最近は、経験豊富な熟練したファシリテーターと、経験の浅い初心者ファシリテーターのふるまいの違いについて調査・考察しています。熟練したファシリテーターは、多くの人が思い浮かべる通り、参加者とのインタラクションを重視します。一方的に情報を伝達するのではなく、ときに参加者に問いかけたり、話題を振りながら、意見を拾い上げながらプログラムを進行します。

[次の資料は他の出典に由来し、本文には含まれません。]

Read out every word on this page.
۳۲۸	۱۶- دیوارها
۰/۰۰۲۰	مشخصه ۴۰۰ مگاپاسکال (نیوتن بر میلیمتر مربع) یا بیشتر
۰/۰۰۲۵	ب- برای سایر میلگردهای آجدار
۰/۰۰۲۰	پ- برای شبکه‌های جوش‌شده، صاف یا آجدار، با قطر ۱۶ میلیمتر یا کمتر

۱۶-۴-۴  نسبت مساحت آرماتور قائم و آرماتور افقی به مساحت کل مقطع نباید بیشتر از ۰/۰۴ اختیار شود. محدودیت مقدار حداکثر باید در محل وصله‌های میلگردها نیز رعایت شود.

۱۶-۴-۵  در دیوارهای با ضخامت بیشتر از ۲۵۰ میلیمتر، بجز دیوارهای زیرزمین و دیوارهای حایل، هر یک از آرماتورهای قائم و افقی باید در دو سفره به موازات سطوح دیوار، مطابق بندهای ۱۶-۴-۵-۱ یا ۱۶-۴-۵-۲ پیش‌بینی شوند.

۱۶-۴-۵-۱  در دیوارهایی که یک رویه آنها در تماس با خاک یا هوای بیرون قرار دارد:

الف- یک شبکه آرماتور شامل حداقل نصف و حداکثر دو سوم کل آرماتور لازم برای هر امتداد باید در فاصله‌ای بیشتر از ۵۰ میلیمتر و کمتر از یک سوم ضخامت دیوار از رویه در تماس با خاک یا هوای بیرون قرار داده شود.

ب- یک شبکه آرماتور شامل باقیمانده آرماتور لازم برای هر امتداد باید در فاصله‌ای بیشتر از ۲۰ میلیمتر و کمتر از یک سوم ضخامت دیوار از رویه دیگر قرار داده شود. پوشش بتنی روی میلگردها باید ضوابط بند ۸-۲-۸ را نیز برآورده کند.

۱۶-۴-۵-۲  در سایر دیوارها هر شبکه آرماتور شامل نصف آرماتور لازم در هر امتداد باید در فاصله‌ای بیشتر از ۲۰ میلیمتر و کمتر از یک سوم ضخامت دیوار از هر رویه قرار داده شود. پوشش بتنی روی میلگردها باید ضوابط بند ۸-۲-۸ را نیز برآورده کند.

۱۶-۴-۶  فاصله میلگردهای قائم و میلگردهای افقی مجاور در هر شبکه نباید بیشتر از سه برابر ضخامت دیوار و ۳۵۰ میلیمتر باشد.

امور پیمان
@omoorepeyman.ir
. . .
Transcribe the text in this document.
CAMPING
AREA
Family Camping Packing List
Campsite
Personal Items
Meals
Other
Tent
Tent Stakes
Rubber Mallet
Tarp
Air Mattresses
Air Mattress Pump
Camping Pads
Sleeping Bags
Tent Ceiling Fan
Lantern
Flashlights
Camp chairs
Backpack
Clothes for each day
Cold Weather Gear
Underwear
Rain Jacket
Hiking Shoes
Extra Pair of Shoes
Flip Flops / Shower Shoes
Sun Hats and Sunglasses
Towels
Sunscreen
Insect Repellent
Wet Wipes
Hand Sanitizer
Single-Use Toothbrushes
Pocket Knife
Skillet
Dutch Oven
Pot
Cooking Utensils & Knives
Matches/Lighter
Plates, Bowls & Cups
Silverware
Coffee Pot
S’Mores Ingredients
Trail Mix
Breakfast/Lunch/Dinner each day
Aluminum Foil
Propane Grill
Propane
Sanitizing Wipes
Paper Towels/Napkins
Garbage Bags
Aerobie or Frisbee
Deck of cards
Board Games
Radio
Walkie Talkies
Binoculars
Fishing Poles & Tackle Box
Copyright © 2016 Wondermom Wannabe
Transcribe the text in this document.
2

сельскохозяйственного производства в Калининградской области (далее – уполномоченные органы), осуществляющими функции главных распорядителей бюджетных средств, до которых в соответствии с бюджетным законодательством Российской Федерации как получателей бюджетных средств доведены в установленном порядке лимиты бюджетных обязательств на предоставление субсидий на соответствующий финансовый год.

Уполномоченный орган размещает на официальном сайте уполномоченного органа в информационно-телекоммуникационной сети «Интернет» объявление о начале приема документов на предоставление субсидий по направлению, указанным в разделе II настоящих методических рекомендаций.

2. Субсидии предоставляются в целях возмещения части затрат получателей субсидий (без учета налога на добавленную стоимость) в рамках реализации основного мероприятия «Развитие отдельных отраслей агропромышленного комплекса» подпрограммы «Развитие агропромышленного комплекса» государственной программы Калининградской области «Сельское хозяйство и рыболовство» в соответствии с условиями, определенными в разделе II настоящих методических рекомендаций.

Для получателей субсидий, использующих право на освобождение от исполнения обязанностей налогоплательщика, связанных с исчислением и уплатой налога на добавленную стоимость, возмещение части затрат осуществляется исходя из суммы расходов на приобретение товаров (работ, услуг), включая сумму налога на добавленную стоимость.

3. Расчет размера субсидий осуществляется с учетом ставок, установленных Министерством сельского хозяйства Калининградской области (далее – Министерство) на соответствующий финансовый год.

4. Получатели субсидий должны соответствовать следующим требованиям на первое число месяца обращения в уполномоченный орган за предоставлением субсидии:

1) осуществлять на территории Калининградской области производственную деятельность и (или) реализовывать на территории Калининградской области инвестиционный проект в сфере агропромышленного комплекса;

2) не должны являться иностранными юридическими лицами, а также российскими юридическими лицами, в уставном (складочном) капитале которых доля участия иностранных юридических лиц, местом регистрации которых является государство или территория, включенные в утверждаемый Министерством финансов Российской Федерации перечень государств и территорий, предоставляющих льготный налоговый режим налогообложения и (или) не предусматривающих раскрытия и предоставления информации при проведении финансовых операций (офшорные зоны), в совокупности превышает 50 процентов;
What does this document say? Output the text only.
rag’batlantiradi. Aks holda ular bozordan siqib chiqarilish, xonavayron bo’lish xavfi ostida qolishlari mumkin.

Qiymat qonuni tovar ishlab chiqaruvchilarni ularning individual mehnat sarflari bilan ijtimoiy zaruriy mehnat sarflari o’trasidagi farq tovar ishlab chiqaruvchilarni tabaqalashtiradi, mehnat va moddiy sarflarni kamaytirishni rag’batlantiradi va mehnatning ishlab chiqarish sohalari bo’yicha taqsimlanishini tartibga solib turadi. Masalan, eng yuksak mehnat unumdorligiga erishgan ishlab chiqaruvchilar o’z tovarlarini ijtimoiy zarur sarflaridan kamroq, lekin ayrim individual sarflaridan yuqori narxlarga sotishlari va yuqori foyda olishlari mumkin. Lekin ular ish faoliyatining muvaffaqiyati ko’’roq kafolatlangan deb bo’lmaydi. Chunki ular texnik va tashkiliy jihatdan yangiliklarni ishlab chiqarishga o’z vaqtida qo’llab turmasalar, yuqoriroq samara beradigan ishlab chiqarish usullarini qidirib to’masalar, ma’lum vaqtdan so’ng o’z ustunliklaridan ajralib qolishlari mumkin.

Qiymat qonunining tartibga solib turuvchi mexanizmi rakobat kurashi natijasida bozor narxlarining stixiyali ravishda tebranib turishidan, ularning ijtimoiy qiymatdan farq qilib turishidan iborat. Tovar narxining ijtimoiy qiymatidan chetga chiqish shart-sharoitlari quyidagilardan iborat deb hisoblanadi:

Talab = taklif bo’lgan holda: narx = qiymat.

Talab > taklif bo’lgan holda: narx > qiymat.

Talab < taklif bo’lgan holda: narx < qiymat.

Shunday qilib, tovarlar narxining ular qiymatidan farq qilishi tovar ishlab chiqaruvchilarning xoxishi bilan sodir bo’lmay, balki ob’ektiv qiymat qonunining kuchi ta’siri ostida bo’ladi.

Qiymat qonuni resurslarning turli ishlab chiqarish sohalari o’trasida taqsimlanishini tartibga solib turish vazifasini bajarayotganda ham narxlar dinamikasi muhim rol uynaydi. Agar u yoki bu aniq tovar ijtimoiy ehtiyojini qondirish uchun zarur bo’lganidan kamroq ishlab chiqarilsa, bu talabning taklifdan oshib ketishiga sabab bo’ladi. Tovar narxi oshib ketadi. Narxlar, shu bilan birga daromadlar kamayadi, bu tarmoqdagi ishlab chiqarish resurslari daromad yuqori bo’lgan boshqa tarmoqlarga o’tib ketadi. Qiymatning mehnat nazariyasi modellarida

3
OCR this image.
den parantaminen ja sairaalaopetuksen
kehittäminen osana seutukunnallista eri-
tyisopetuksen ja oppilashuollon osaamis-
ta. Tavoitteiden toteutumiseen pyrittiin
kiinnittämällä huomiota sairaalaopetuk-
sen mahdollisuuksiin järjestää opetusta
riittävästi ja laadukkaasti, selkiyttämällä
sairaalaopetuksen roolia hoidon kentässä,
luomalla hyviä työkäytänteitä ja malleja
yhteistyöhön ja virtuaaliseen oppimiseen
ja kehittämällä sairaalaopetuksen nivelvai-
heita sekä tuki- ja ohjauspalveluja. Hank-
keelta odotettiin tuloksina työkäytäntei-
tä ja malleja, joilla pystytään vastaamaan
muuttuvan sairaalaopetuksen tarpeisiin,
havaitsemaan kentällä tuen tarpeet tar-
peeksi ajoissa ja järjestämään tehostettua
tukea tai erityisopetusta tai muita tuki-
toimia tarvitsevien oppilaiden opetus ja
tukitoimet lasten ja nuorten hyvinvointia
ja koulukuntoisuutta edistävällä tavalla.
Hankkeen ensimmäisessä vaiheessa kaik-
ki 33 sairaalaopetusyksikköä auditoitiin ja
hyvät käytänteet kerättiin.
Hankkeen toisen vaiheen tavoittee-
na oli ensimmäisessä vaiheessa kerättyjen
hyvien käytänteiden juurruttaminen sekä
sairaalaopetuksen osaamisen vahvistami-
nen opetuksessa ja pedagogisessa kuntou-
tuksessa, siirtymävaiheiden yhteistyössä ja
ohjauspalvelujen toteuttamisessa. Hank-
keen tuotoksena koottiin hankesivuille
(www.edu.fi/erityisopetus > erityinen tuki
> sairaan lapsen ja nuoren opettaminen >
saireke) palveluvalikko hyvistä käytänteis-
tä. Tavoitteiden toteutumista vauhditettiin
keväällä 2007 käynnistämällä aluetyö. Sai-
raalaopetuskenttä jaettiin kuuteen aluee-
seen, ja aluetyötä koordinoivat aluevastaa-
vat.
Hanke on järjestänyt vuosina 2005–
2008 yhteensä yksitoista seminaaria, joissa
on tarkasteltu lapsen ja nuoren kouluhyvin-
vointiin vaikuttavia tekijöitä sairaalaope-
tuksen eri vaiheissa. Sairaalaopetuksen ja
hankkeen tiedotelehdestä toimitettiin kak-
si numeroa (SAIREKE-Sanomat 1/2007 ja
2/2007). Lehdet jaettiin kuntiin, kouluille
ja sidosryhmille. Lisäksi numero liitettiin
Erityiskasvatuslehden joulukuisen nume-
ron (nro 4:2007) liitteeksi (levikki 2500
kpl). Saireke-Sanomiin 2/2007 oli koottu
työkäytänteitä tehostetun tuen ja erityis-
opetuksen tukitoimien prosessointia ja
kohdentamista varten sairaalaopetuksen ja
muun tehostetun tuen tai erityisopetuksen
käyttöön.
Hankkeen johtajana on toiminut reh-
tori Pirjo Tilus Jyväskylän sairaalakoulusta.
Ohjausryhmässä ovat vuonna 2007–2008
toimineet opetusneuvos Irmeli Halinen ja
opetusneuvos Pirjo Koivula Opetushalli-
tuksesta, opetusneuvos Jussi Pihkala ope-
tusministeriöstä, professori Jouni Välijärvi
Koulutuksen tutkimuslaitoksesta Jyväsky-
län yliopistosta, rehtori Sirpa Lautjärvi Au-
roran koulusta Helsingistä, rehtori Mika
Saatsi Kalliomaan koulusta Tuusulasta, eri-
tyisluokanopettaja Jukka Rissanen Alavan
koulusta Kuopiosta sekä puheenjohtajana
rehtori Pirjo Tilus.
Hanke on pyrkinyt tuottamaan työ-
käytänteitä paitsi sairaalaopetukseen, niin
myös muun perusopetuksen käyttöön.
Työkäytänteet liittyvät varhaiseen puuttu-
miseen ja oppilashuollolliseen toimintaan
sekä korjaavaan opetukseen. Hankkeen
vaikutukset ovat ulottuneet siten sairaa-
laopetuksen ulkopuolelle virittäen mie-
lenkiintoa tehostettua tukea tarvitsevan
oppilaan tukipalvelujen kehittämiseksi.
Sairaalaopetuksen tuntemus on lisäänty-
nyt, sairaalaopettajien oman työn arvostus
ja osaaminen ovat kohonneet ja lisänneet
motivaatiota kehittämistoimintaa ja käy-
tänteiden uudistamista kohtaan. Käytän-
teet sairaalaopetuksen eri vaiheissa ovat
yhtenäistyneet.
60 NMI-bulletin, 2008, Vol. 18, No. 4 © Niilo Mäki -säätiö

では、参加者に話しかけて、意見を求めれば、すなわち”インタラクティブなファシリテーション”なのかといえば、そうではないような気がします。実際に、初心者が見よう見まねで「皆さんはどう思いますか?Aさん、いかがですか?なるほど、ありがとうございます。」と“インタラクション”をとっても、どこか予定調和的な、一方通行的なベクトルが抜けない場合が多いです。

 

熟練したファシリテーターのインタラクションは、直接的なやりとりにあるのではなく、「場の観察・反応の確認・進行に反映」という認知過程にあるように感じています。わかりにくいので、極端な例を挙げます。たとえば、自己紹介シートを使ってアイスブレイクをする場面を想像します。ファシリテーターは「これから自己紹介をするので、マーカーで自己紹介シートに5分程度で記入してください」などと、指示を伝達する必要があります。

 

初心者の教示の様子を観察していると、教示のあいだに意識のフォーカスが「伝達すべき情報」に向いていて、参加者をほとんど観察していない場合が多いと感じます。その結果、太字のマーカーではなく、自前の細字のボールペンを使って記入する参加者がちらほら現れて、結果的に「読みにくい自己紹介シート」ができあがってしまう、などの情報伝達漏れによる「プチトラブル」が起こります。

 

他方で、熟練者は「これから自己紹介をするので、」と述べる間に、参加者の様子を観察し、参加者が進行に同意していること(違和感を感じている人がいないかどうか)を確認します。そのまま「1人1本、マーカーを1本お取りください」などと指示を続けながらも、参加者の様子を観察し、参加者がテーブルの水性マーカーセットから1人1本取り出しているかどうかを確認します。もし指示を聞いていなくて取り出していない参加者がいれば、「ボールペンだと、他の人からシートが見えにくいので、テーブルのマーカーを使ってくださいね」と補足をするなど、その場で進行方法を修正するはずです。そして、問題なさそうであれば「自己紹介シートに..」と教示を続ける。

 

以上は極端な例ですが、一方的に情報を伝達しているように見える場面においても、熟練したファシリテーターは常に場を観察し、参加者の反応を確認しながら、そのフィードバックを進行に反映しています。直接の会話のキャッチボールも重要ですが、このようなミクロな情報のやりとりのなかに、インタラクティブなファシリテーションの真髄がありそうです。